It's Electric: The Car of the Future
General Motors' EV1 impresses, but gas-guzzlers aren't in trouble yet
LOS ANGELES — Just call me George Jetson.
For three days I have been strapped into the future, eyeing old friends and neighbors as if through a time warp, lamenting their antiquated forms of locomotion and wishing they could witness mine. For three days, I have been driving (drum roll) an electric car.
Courtesy of General Motors, I have been the recipient of the EV1, which rolled out in California and Arizona in December. The car is being marketed and leased (not sold) solely through 25 dealers of the Saturn Corporation. Lease tag: $33,500 over 36 months.
To hear manufacturers and environmentalists, this is definitely the cusp of history, the chassis and engine (apologies to Bill Clinton) to the 21st century. To meet federally dictated air-quality standards, the California Air Resources Board has required manufacturers to build minimum numbers of zero-emission cars: 10 percent (about 200,000) by 2003, and 17 percent by 2010.
So, here's EV1, the first one to be made "consumer available." Supposedly, it is the most sophisticated production car of all time, with plastic body, alloy wheels, aluminum frame, special tires, and a space-age, tear-drop shape that boasts the same low wind resistance as the F-16 fighter plane. But the key word is electric - courtesy of the car's 26 batteries.
It operates with a high, futuristic-sounding whine that does your bidding at all speeds with barely the flex of a big toe. Standing "idle," there is no sound or vibration. The car is also keyless, operating through the punch of coded buttons.
Acceleration feels like the famous scene in "Star Wars" where Luke Skywalker and company are forced back into their seats as they switch to light speed and blur a galaxy worth of stars (zero to 60 in 8 seconds).
But while the speed and handling of the car were unexpected, even more surprising was how people reacted to it. I was totally unprepared for the amount of unabashed, unrelenting rubbernecking I got.
Typical clever exchange No. 1: "Say, are you from the future or something?"
Typical clever exchange Nos. 2 to 144: "Say, I'll bet you need a really looooong extension cord for that thing!" (laughter).
Delivering my kids to school, I was descended on by parents, teachers, the principal, as well as the fifth and first grade classes (which recruited me for a quick classroom lecture).
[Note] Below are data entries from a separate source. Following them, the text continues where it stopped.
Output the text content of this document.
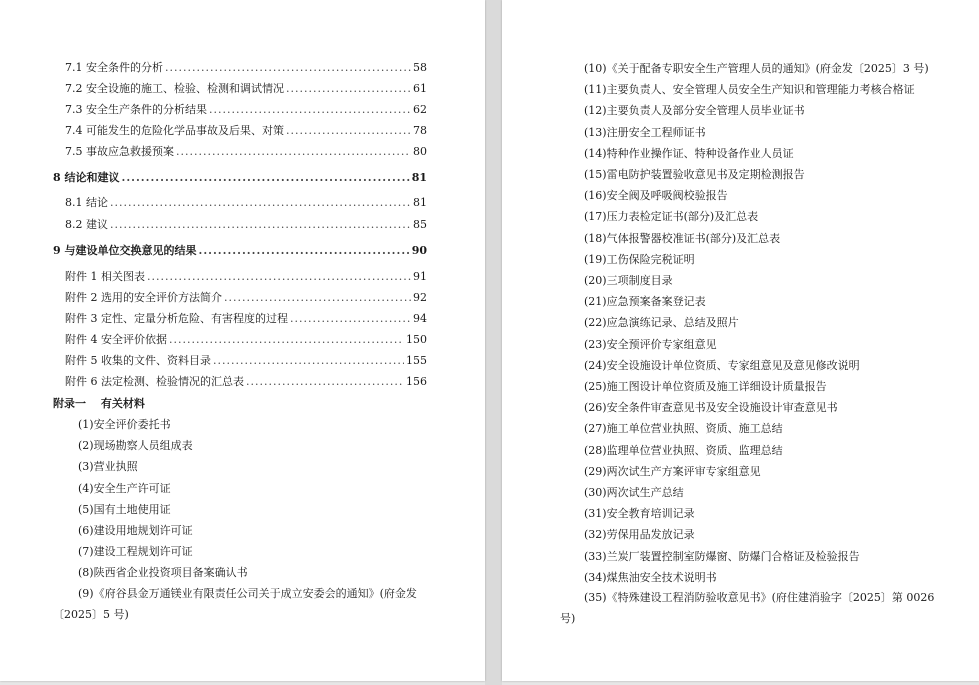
7.1 安全条件的分析 .....	58
7.2 安全设施的施工、检验、检测和调试情况 .....	61
7.3 安全生产条件的分析结果 .....	62
7.4 可能发生的危险化学品事故及后果、对策 .....	78
7.5 事故应急救援预案 .....	80
8 结论和建议 .....	81
8.1 结论 .....	81
8.2 建议 .....	85
9 与建设单位交换意见的结果 .....	90
附件 1 相关图表 .....	91
附件 2 选用的安全评价方法简介 .....	92
附件 3 定性、定量分析危险、有害程度的过程 .....	94
附件 4 安全评价依据 .....	150
附件 5 收集的文件、资料目录 .....	155
附件 6 法定检测、检验情况的汇总表 .....	156
附录一　 有关材料
(1)安全评价委托书
(2)现场勘察人员组成表
(3)营业执照
(4)安全生产许可证
(5)国有土地使用证
(6)建设用地规划许可证
(7)建设工程规划许可证
(8)陕西省企业投资项目备案确认书
(9)《府谷县金万通镁业有限责任公司关于成立安委会的通知》(府金发
〔2025〕5 号)
(10)《关于配备专职安全生产管理人员的通知》(府金发〔2025〕3 号)
(11)主要负责人、安全管理人员安全生产知识和管理能力考核合格证
(12)主要负责人及部分安全管理人员毕业证书
(13)注册安全工程师证书
(14)特种作业操作证、特种设备作业人员证
(15)雷电防护装置验收意见书及定期检测报告
(16)安全阀及呼吸阀校验报告
(17)压力表检定证书(部分)及汇总表
(18)气体报警器校准证书(部分)及汇总表
(19)工伤保险完税证明
(20)三项制度目录
(21)应急预案备案登记表
(22)应急演练记录、总结及照片
(23)安全预评价专家组意见
(24)安全设施设计单位资质、专家组意见及意见修改说明
(25)施工图设计单位资质及施工详细设计质量报告
(26)安全条件审查意见书及安全设施设计审查意见书
(27)施工单位营业执照、资质、施工总结
(28)监理单位营业执照、资质、监理总结
(29)两次试生产方案评审专家组意见
(30)两次试生产总结
(31)安全教育培训记录
(32)劳保用品发放记录
(33)兰炭厂装置控制室防爆窗、防爆门合格证及检验报告
(34)煤焦油安全技术说明书
(35)《特殊建设工程消防验收意见书》(府住建消验字〔2025〕第 0026
号)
Without exception, people found the low, sleek look inviting, even compelling, definitely cutting edge. I even got cornered by the employees at Kinkos at 2 a.m. who must've thought I was Alex Trebek of "Jeopardy." All of their comments were phrased in the form of a question:
"How fast does it go?" "How long to charge it?" "How much is electricity compared with gas?" "How far can it go?"
Answers: 85 m.p.h, 3-1/2 hours, and one charging costs $1.25 to $1.60.
The downside is range. Though brochures say average range is 70 to 90 miles, I consistently got about 55 miles in normal, flat, around-town driving. Our first night out, my wife and I hit rain, darkness, and cold all at once, requiring 1) windshield wipers; 2) headlights; and 3) heater. Would using all these devices help run the batteries down and shorten our range? Yes.
Wherever we went, we found ourselves nervously monitoring the in-dash "fuel" gauge, wondering if we would get stranded.
That hurdle, the high price, and limited range are the reasons consumers are not yet flocking to buy. According to Charlie Chen, salesman at Saturn of the Valley, only about 20 have been leased since its unveiling Dec. 5.
It is a peculiar irony. Virtually everyone I took for a ride was instantly smitten. I loved the idea of recharging the car in my driveway and avoiding gas stations.
Now that my EV1 is gone, I ride in vibrating, noisy, gas-spewing vehicles that feel like clunkers by comparison. This weekend, I'm staying home to watch reruns of "The Jetsons."